不安に包まれて生きていると、安寧が訪れるととてもしあわせを感じる。
だけどその安心は長くは続かない。
人生の波が襲ってきては翻弄して来る。そしてそれを乗り越えられて安心を手に入れる。かと思ったらまた波が押し寄せる。
その繰り返し。
平凡でいい。平和であってほしい、ずっと安心して過ごしたいと願っても、そんなこと敵わない。
私の不安をせせら笑いして不穏な波が飲み込んでいく。
不安と安心は紙一重のペアである。
私は時折、仕事に遅刻しそうになって慌てて上司に電話する夢を見る。
実際には遅刻したことはないのに。だって家からとても近い場所にあるから。
何かに遅刻する夢を見るのは、精神的に不安定なのだと夢占いに出るけど、実際自分はそんな自覚はない。
自覚がないまま時が過ぎて、突然ストレスが爆発する。
無意識のうちに追い詰められて限界ぎりぎりまで気づけないパターンみたいだ。
おさえこんでしまうのに慣れてしまって、感覚が麻痺しているみたい。
夢の中で遅刻して慌てているのに、なかなか職場に辿り着けないの。
どういう心の表れなんだろうね。
タイムマシーンがもしもあれば。
私は何度もそんなことを考えてきた。
過去に飛んで、未来を変えたい。そんな妄想は腐るほどしてきた。
だけど今一度冷静に考えてみて。
苦しんでいた過去の自分によりそって、私はあなたを理解できると話を聞いてあげたい。
苦しい胸のうちを共有して一緒に泣いてあげたい。
過去の自分と接するのはダメとか、未来を変えてはダメというよくある禁忌とか無視して、誰にも理解されない苦しみを受け止めてあげたい。
私は海が怖い。
小学生の時に海でビニールボートで遊んでいて誤って横転して、子供の足の着かない深さで溺れたとき、近くにいた大人は誰も助けてくれなくて、死を覚悟した。
だけど、砂浜で私を見守っていた父が猛ダッシュで助けに来てくれて事なきを得たから命は助かった。
潜水艦式の遊覧船に乗せてもらった時、薄暗い海の中を幾多もの藻が海底をうごめいていた。
私は海の魚がみたかったけど、長く太い藻が目の前をゆらゆらと揺れている記憶しかない。
水族館の深海魚コーナーはぞっとする。
深海に馴染むよう退化した海の生き物達はなぜか不気味さを感じさせる。
Googleで世界地図を見たとき、マリアナ海溝がある辺りを見ているともの知れぬ恐怖を覚えた。
夜の海は怖い。
昼だとしても無骨な岸壁から見下ろす海は怖い。
海の底へ引きずり下ろされてしまいそうな恐怖がいつだって私を手招きしているから。
高校生の時、最愛の母を自死でなくした。
私は第一発見者で、そのあと精神病にかかってしまった。
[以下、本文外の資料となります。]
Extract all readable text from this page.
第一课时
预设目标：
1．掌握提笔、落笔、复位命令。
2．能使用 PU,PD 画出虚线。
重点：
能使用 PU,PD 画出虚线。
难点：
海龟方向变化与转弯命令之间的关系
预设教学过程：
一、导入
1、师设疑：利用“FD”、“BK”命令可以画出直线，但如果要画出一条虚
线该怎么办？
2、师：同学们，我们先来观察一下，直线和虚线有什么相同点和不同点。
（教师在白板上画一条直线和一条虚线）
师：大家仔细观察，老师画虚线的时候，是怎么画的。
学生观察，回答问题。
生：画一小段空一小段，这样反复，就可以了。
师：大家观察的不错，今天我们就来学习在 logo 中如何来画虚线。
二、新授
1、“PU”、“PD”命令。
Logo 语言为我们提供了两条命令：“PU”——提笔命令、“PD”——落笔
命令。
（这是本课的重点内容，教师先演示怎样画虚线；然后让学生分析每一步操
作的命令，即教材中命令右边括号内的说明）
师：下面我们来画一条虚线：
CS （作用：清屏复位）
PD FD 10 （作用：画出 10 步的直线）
正式な病名は聞いてないけど、PTSDやうつ病、強迫症関係の病だろう。
今でもあの時の光景、遺体に触れた感触、死に顔を忘れられない。
母が死んだのは私のせいだと自分のことを責めた。悲しみに耐え切れずに周りを責めることもあった。
家族の中はぎすぎすして、みんながみんないっぱいいっぱいで、とても辛かった。
学校の友達は何の憂いもなさそうに毎日を送っていてうらやましかった。
自分はこの世で最も不幸でかわいそうな人間だと思ってそれを態度に出していたから、それで人が離れて行ったこともある。
お母さんに会いたい、苦しみに気づいていたのになにもできずにごめんなさいと涙する日々を送った。
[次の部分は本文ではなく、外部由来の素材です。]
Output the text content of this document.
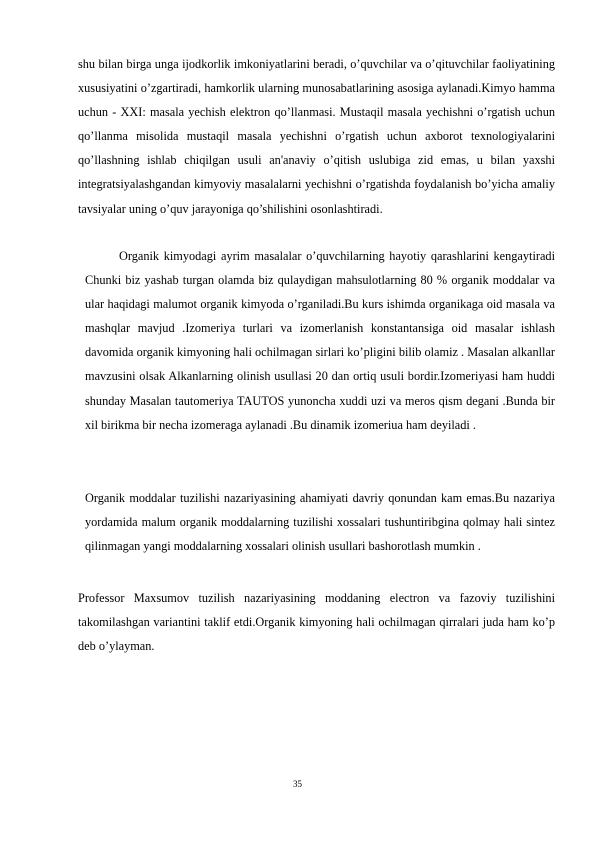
shu bilan birga unga ijodkorlik imkoniyatlarini beradi, o’quvchilar va o’qituvchilar faoliyatining xususiyatini o’zgartiradi, hamkorlik ularning munosabatlarining asosiga aylanadi.Kimyo hamma uchun - XXI: masala yechish elektron qo’llanmasi. Mustaqil masala yechishni o’rgatish uchun qo’llanma misolida mustaqil masala yechishni o’rgatish uchun axborot texnologiyalarini qo’llashning ishlab chiqilgan usuli an'anaviy o’qitish uslubiga zid emas, u bilan yaxshi integratsiyalashgandan kimyoviy masalalarni yechishni o’rgatishda foydalanish bo’yicha amaliy tavsiyalar uning o’quv jarayoniga qo’shilishini osonlashtiradi.

Organik kimyodagi ayrim masalalar o’quvchilarning hayotiy qarashlarini kengaytiradi Chunki biz yashab turgan olamda biz qulaydigan mahsulotlarning 80 % organik moddalar va ular haqidagi malumot organik kimyoda o’rganiladi.Bu kurs ishimda organikaga oid masala va mashqlar mavjud .Izomeriya turlari va izomerlanish konstantansiga oid masalar ishlash davomida organik kimyoning hali ochilmagan sirlari ko’pligini bilib olamiz . Masalan alkanllar mavzusini olsak Alkanlarning olinish usullasi 20 dan ortiq usuli bordir.Izomeriyasi ham huddi shunday Masalan tautomeriya TAUTOS yunoncha xuddi uzi va meros qism degani .Bunda bir xil birikma bir necha izomeraga aylanadi .Bu dinamik izomeriua ham deyiladi .

Organik moddalar tuzilishi nazariyasining ahamiyati davriy qonundan kam emas.Bu nazariya yordamida malum organik moddalarning tuzilishi xossalari tushuntiribgina qolmay hali sintez qilinmagan yangi moddalarning xossalari olinish usullari bashorotlash mumkin .

Professor Maxsumov tuzilish nazariyasining moddaning electron va fazoviy tuzilishini takomilashgan variantini taklif etdi.Organik kimyoning hali ochilmagan qirralari juda ham ko’p deb o’ylayman.

35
時間の流れはみんな同じはずなのに、苦しい時間が永久に続くような気がして苦しい青春時代だった。
それから十何年もの時間が過ぎていくと、私の中の悲しみは瘡蓋になって、母を失ったときの悲しみは薄れていった。
あんなにお母さんに会いたいと悲しんでいた若かった私は、今じゃ母がなくなった年齢に近づいている。
私は母とは全く違う生き方をしている。
母を通して、必ずしも結婚出産育児、そして家族を持つことが幸せなものだとは思えなくなったからだ。
昔はよく夢にも出てくれていたのに最近じゃ全く出てこない。
会いたい。
だけど起きたときにそれが夢だとわかると虚しくなるから会いたくない、そんな複雑な気分だ。